There is a “dismal” lack of cultural diversity across government and the private sector, according to new research.

The Human Rights Commission’s latest Leading For Change report has found 97 per cent of top CEOs are of Anglo-Celtic or European background.

Just 11 of the 372 CEOs and senior executives in the report were of non-European or Indigenous background.

“Although those who have non-European and Indigenous backgrounds make up an estimated 24 per cent of the Australian population, such backgrounds account for only 5 per cent of senior leaders,” the report notes.

“This is a dismal statistic for a society that prides itself on its multiculturalism.”

Race Discrimination Commissioner Dr Tim Soutphommasane says cultural diversity is particularly low within the senior leadership of Australian government departments and Australian universities.

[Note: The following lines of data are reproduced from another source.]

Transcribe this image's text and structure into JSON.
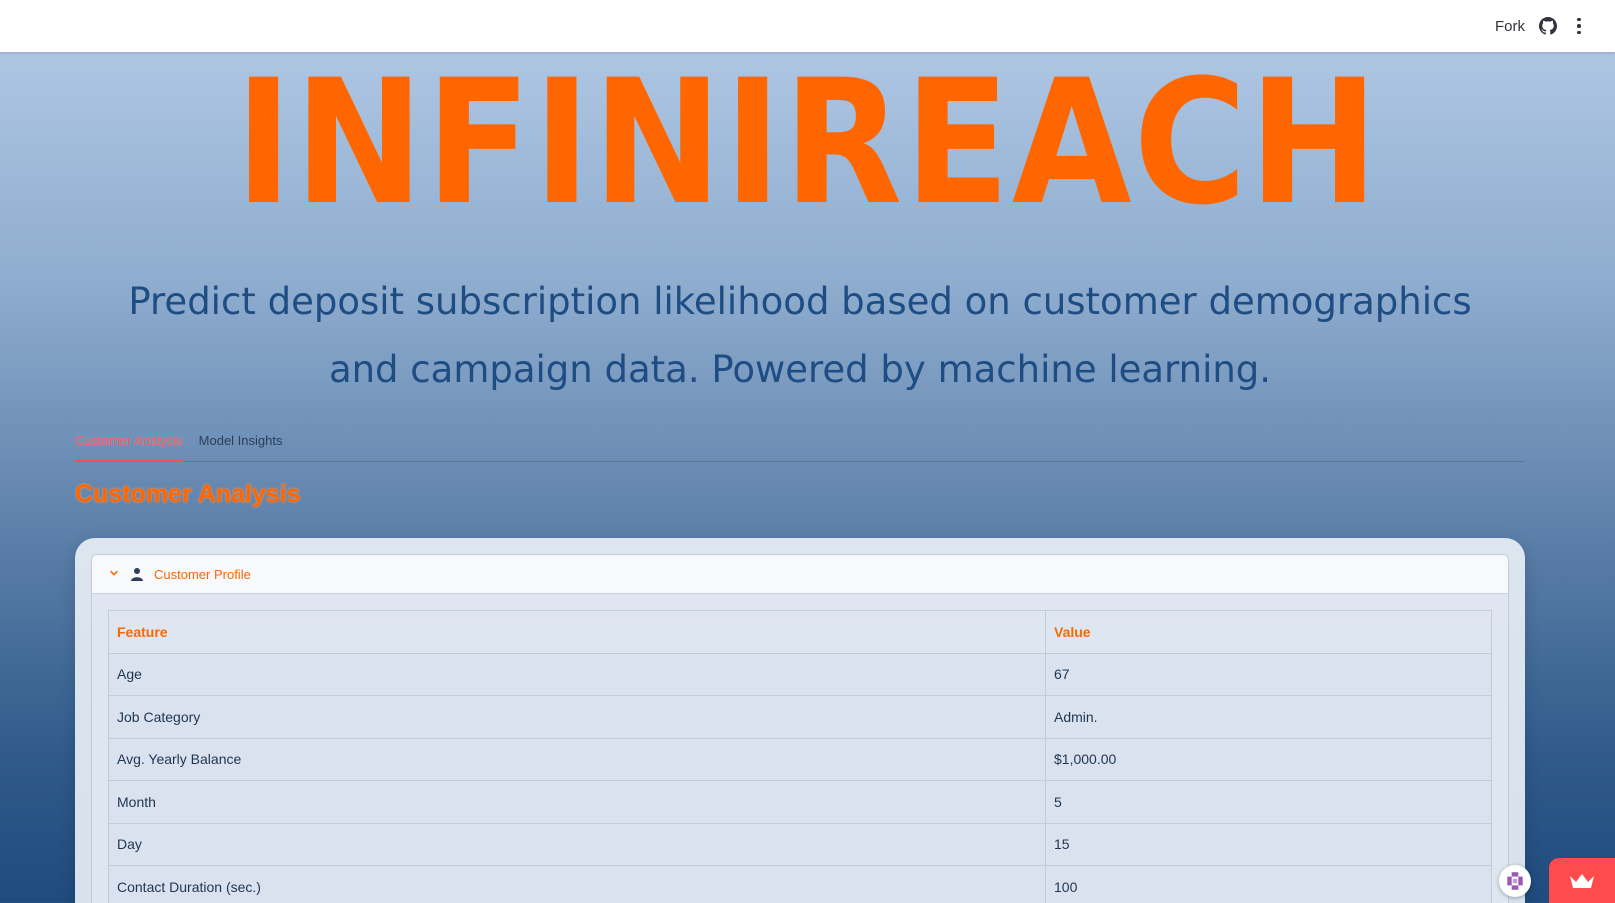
{
  "header": {
    "fork_label": "Fork",
    "icons": [
      "github-icon",
      "more-vertical-icon"
    ]
  },
  "hero": {
    "title": "INFINIREACH",
    "subtitle": "Predict deposit subscription likelihood based on customer demographics and campaign data. Powered by machine learning."
  },
  "tabs": [
    {
      "label": "Customer Analysis",
      "active": true
    },
    {
      "label": "Model Insights",
      "active": false
    }
  ],
  "section": {
    "title": "Customer Analysis"
  },
  "expander": {
    "label": "Customer Profile",
    "expanded": true,
    "icon": "person-icon"
  },
  "profile_table": {
    "columns": [
      "Feature",
      "Value"
    ],
    "rows": [
      {
        "feature": "Age",
        "value": "67"
      },
      {
        "feature": "Job Category",
        "value": "Admin."
      },
      {
        "feature": "Avg. Yearly Balance",
        "value": "$1,000.00"
      },
      {
        "feature": "Month",
        "value": "5"
      },
      {
        "feature": "Day",
        "value": "15"
      },
      {
        "feature": "Contact Duration (sec.)",
        "value": "100"
      }
    ]
  },
  "colors": {
    "accent": "#ff6600",
    "tab_active": "#ff4b4b",
    "subtitle": "#1e4d83"
  }
}
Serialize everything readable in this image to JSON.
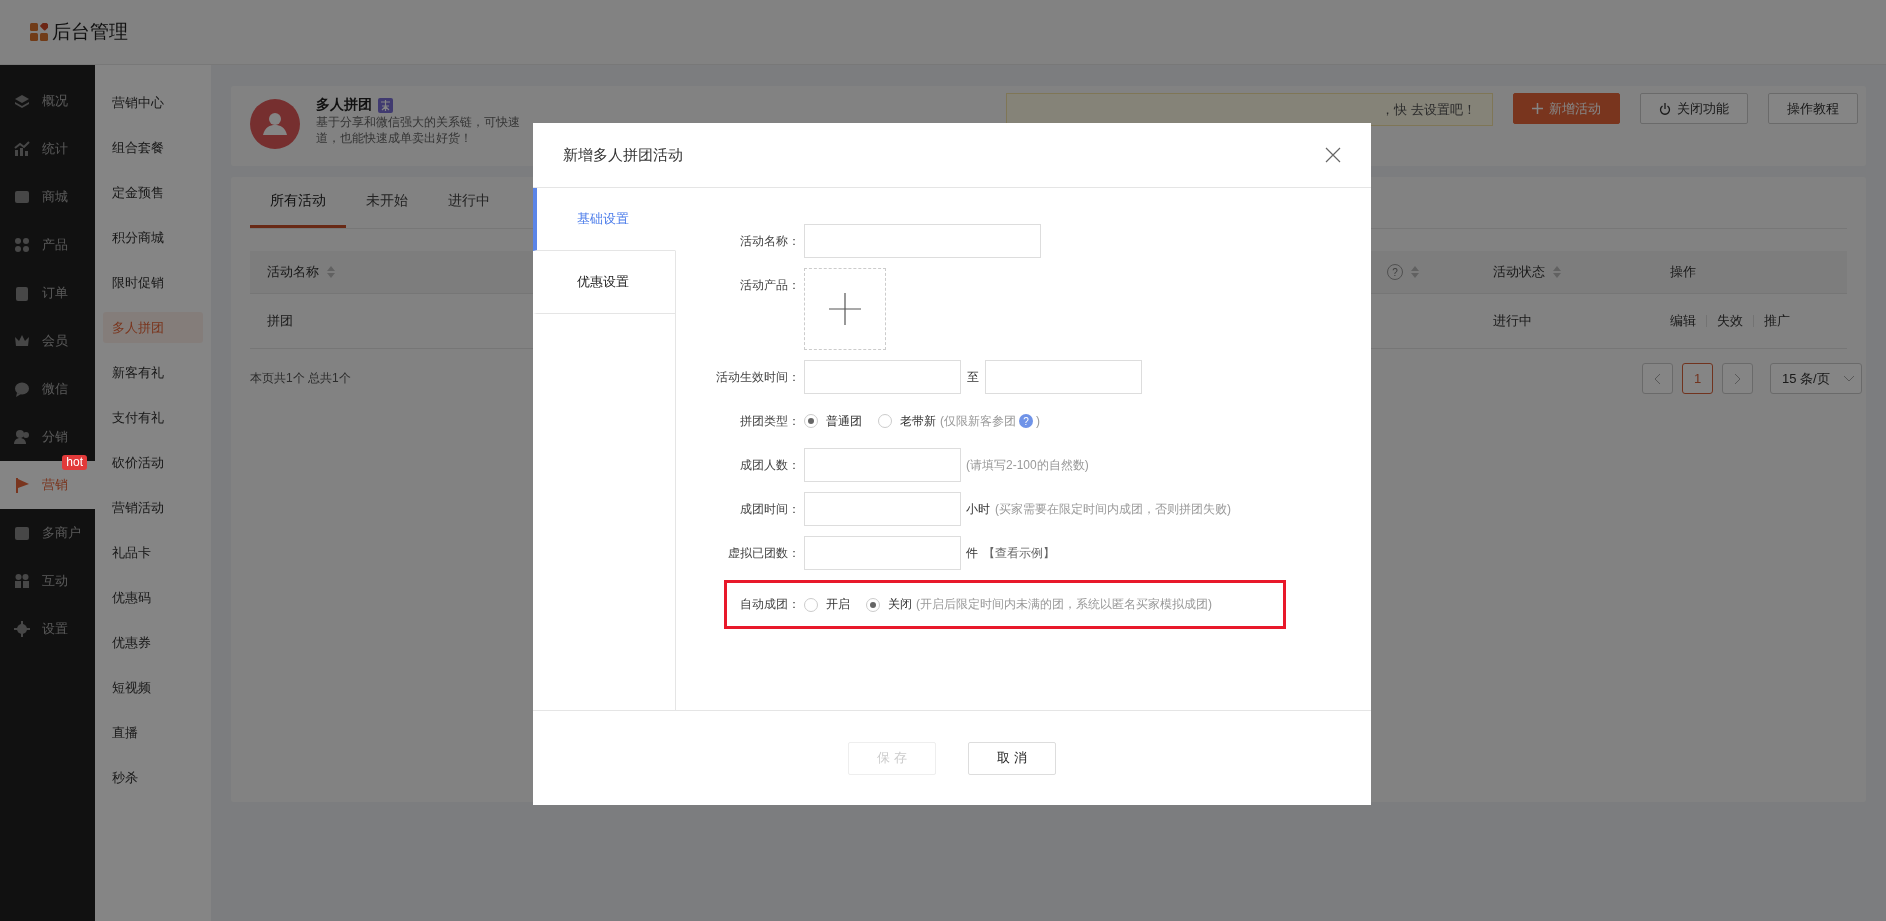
{
  "header": {
    "logo_text": "后台管理"
  },
  "sidebar": {
    "items": [
      {
        "label": "概况",
        "selected": false
      },
      {
        "label": "统计",
        "selected": false
      },
      {
        "label": "商城",
        "selected": false
      },
      {
        "label": "产品",
        "selected": false
      },
      {
        "label": "订单",
        "selected": false
      },
      {
        "label": "会员",
        "selected": false
      },
      {
        "label": "微信",
        "selected": false
      },
      {
        "label": "分销",
        "selected": false
      },
      {
        "label": "营销",
        "selected": true,
        "badge": "hot"
      },
      {
        "label": "多商户",
        "selected": false
      },
      {
        "label": "互动",
        "selected": false
      },
      {
        "label": "设置",
        "selected": false
      }
    ]
  },
  "submenu": {
    "items": [
      {
        "label": "营销中心",
        "selected": false
      },
      {
        "label": "组合套餐",
        "selected": false
      },
      {
        "label": "定金预售",
        "selected": false
      },
      {
        "label": "积分商城",
        "selected": false
      },
      {
        "label": "限时促销",
        "selected": false
      },
      {
        "label": "多人拼团",
        "selected": true
      },
      {
        "label": "新客有礼",
        "selected": false
      },
      {
        "label": "支付有礼",
        "selected": false
      },
      {
        "label": "砍价活动",
        "selected": false
      },
      {
        "label": "营销活动",
        "selected": false
      },
      {
        "label": "礼品卡",
        "selected": false
      },
      {
        "label": "优惠码",
        "selected": false
      },
      {
        "label": "优惠券",
        "selected": false
      },
      {
        "label": "短视频",
        "selected": false
      },
      {
        "label": "直播",
        "selected": false
      },
      {
        "label": "秒杀",
        "selected": false
      }
    ]
  },
  "activity_header": {
    "title": "多人拼团",
    "description": [
      "基于分享和微信强大的关系链，可快速",
      "道，也能快速成单卖出好货！"
    ],
    "notice": "，快 去设置吧！",
    "buttons": [
      {
        "label": "新增活动",
        "kind": "primary"
      },
      {
        "label": "关闭功能",
        "kind": "power"
      },
      {
        "label": "操作教程",
        "kind": "plain"
      }
    ]
  },
  "tabs": [
    {
      "label": "所有活动",
      "selected": true
    },
    {
      "label": "未开始",
      "selected": false
    },
    {
      "label": "进行中",
      "selected": false
    }
  ],
  "table": {
    "columns": [
      {
        "label": "活动名称",
        "sortable": true
      },
      {
        "help": "?",
        "sortable": true
      },
      {
        "label": "活动状态",
        "sortable": true
      },
      {
        "label": "操作",
        "sortable": false
      }
    ],
    "rows": [
      {
        "name": "拼团",
        "status": "进行中",
        "actions": [
          "编辑",
          "失效",
          "推广"
        ]
      }
    ]
  },
  "summary": "本页共1个 总共1个",
  "pagination": {
    "pages": [
      {
        "label": "1",
        "selected": true
      }
    ],
    "page_size": "15 条/页"
  },
  "modal": {
    "title": "新增多人拼团活动",
    "tabs": [
      {
        "label": "基础设置",
        "selected": true
      },
      {
        "label": "优惠设置",
        "selected": false
      }
    ],
    "fields": [
      {
        "kind": "input",
        "label": "活动名称："
      },
      {
        "kind": "upload",
        "label": "活动产品："
      },
      {
        "kind": "range",
        "label": "活动生效时间：",
        "separator": "至"
      },
      {
        "kind": "radio",
        "label": "拼团类型：",
        "highlighted": false,
        "options": [
          {
            "label": "普通团",
            "selected": true
          },
          {
            "label": "老带新",
            "selected": false,
            "note": "(仅限新客参团",
            "help": "?",
            "note_end": ")"
          }
        ]
      },
      {
        "kind": "short",
        "label": "成团人数：",
        "hint": "(请填写2-100的自然数)"
      },
      {
        "kind": "short",
        "label": "成团时间：",
        "unit": "小时",
        "hint": "(买家需要在限定时间内成团，否则拼团失败)"
      },
      {
        "kind": "short",
        "label": "虚拟已团数：",
        "unit": "件",
        "link": "【查看示例】"
      },
      {
        "kind": "radio",
        "label": "自动成团：",
        "highlighted": true,
        "options": [
          {
            "label": "开启",
            "selected": false
          },
          {
            "label": "关闭",
            "selected": true,
            "note": "(开启后限定时间内未满的团，系统以匿名买家模拟成团)"
          }
        ]
      }
    ],
    "buttons": [
      {
        "label": "保 存",
        "disabled": true
      },
      {
        "label": "取 消",
        "disabled": false
      }
    ]
  }
}
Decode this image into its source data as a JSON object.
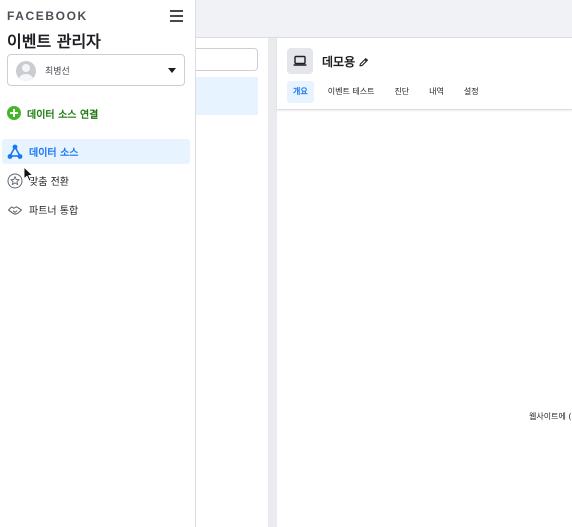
{
  "sidebar": {
    "brand": "FACEBOOK",
    "title": "이벤트 관리자",
    "account": {
      "name": "최병선"
    },
    "connect_label": "데이터 소스 연결",
    "items": [
      {
        "label": "데이터 소스",
        "icon": "data-source-icon",
        "active": true
      },
      {
        "label": "맞춤 전환",
        "icon": "star-icon",
        "active": false
      },
      {
        "label": "파트너 통합",
        "icon": "handshake-icon",
        "active": false
      }
    ]
  },
  "main": {
    "source_title": "데모용",
    "tabs": [
      {
        "label": "개요",
        "active": true
      },
      {
        "label": "이벤트 테스트",
        "active": false
      },
      {
        "label": "진단",
        "active": false
      },
      {
        "label": "내역",
        "active": false
      },
      {
        "label": "설정",
        "active": false
      }
    ],
    "body_text": "웹사이트에 ("
  },
  "colors": {
    "accent": "#1877f2",
    "active_bg": "#e7f3ff",
    "connect_green": "#42b72a"
  }
}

“This report challenges Australia’s egalitarian self-image. It also challenges Australia as a nation whose prosperity relies upon international trade, capital inflows and mobility of people,” he said.

“It would be complacent to believe that it will only be a matter of time before cultural diversity is better represented. There remains limited cultural diversity that appears in the leadership pipeline, as demonstrated by our findings regarding non-chief executive senior leaders.

“In a society where nearly one-quarter is estimated to have a non-European or Indigenous background, the findings of our latest study challenge us to do better with our multiculturalism.

“Getting serious about the issue demands that leaders and organisations take committed action in three areas: leadership, systems and culture.

“The experience of gender equality has demonstrated the power of having data and reporting on gender. If we are committed to deepening our success as a multicultural society, there must be consideration of collection and reporting of comprehensive data on cultural diversity within Australian organisations and institutions.”

Leading for Change: A Blueprint for Cultural Diversity and Inclusive Leadership Revisited was written and researched in partnership with the University of Sydney Business School, the Committee for Sydney, and Asia Society Australia.